I am now in my 2nd cycle of doing this and the results are very good. My numbers overall have not increased that much but I have gotten rid of a lot of ‘Dead Wood’ (students I’ve wanted to fire for some time but didn’t have the courage cause I needed the money. I know shameful HUH. Last month I brought in ten new students and I lost 7, but I was happy to see those seven go. I have 3 students and their deposit money ready to go for the end of July class, striving for three more.

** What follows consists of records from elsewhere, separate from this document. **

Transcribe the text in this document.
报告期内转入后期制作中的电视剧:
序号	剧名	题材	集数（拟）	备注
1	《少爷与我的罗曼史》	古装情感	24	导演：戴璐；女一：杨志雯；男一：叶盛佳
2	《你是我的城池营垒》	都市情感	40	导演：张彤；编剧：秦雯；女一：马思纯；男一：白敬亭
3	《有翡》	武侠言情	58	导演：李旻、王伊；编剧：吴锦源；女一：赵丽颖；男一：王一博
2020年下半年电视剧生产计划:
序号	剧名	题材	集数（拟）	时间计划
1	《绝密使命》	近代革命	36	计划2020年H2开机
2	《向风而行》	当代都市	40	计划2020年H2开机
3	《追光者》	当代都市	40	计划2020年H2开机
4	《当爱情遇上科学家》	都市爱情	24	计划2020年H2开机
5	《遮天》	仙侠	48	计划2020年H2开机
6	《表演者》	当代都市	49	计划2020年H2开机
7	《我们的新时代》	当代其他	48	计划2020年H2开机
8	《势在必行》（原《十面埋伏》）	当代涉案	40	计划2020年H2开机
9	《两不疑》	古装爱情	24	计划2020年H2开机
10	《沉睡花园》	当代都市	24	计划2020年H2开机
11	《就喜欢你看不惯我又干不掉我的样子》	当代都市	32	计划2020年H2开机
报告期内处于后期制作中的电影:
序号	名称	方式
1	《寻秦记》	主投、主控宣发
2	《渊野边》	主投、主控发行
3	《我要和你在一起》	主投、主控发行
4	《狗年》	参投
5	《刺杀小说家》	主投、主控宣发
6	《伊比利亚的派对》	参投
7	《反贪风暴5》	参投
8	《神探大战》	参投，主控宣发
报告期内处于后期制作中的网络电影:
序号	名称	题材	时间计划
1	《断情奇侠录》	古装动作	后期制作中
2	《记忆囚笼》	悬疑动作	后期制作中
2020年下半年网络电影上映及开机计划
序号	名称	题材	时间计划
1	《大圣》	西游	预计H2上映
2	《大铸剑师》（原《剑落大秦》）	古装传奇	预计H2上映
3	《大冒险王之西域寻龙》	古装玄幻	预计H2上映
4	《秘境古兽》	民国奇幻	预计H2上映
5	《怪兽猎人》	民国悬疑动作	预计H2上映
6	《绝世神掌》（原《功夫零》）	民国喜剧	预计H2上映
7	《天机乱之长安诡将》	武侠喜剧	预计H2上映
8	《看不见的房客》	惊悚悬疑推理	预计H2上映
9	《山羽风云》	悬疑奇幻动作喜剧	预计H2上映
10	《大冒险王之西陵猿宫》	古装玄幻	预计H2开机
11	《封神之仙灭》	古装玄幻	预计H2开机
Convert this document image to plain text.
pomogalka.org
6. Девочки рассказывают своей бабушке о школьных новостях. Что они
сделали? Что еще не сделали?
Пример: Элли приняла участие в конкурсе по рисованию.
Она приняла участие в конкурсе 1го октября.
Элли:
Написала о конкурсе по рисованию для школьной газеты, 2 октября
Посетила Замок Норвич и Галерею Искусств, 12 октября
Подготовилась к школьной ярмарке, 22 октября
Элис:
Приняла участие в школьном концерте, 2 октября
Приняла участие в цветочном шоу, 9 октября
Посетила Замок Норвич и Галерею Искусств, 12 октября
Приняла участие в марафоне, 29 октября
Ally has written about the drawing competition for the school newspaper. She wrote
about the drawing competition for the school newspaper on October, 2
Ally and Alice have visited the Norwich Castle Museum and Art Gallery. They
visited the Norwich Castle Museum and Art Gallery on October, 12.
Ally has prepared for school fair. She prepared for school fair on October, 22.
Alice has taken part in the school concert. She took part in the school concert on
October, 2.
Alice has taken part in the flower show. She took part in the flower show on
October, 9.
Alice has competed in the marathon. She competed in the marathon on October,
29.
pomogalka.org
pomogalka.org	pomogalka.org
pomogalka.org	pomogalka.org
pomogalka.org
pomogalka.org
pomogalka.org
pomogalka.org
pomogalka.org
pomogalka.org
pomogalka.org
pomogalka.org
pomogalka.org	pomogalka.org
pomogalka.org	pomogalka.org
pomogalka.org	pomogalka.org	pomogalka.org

What has been working for me is setting my booth up at the local farmers market and meeting people face to face. It is fun and quality relationships are built. Printed advertisement has not worked worth a Damn! And has cost me more that 10K in two years.
Karina S.-C., California
I have implemented using DWOLLA (www.dwolla.com) for my students. I used “Square” for a while which helped with use of credit/debit cards however it was not a fixed cost. Although DWOLLA (stands for Web Dollar) is not an automatic payment, it’s easy to use and everything is done online or though a smart phone. I looked into a lot of different methods and so far this one works well for me for the following reasons:
• Fixed costs @ $ .25 per transaction – that’s it. PayPal/Square and others “double dip” and charge a fee plus a percentage!
• Online/Smart Phone
• Accounting is easy access
The only drawback is that it is only available (thus far) in the United States and some families told me it was a little difficult getting enrolled. Also, it does not yet have the name recognition that PayPal does.
I’ve been using DWOLLA now for some time and so far so good! I do have each family sign and return studio policies and they MUST give a 30 day notice in writing if leaving the studio. Fortunately, I have never had an issue with this…also, new incoming families become “members” of my studio. This helps to cement the LTR.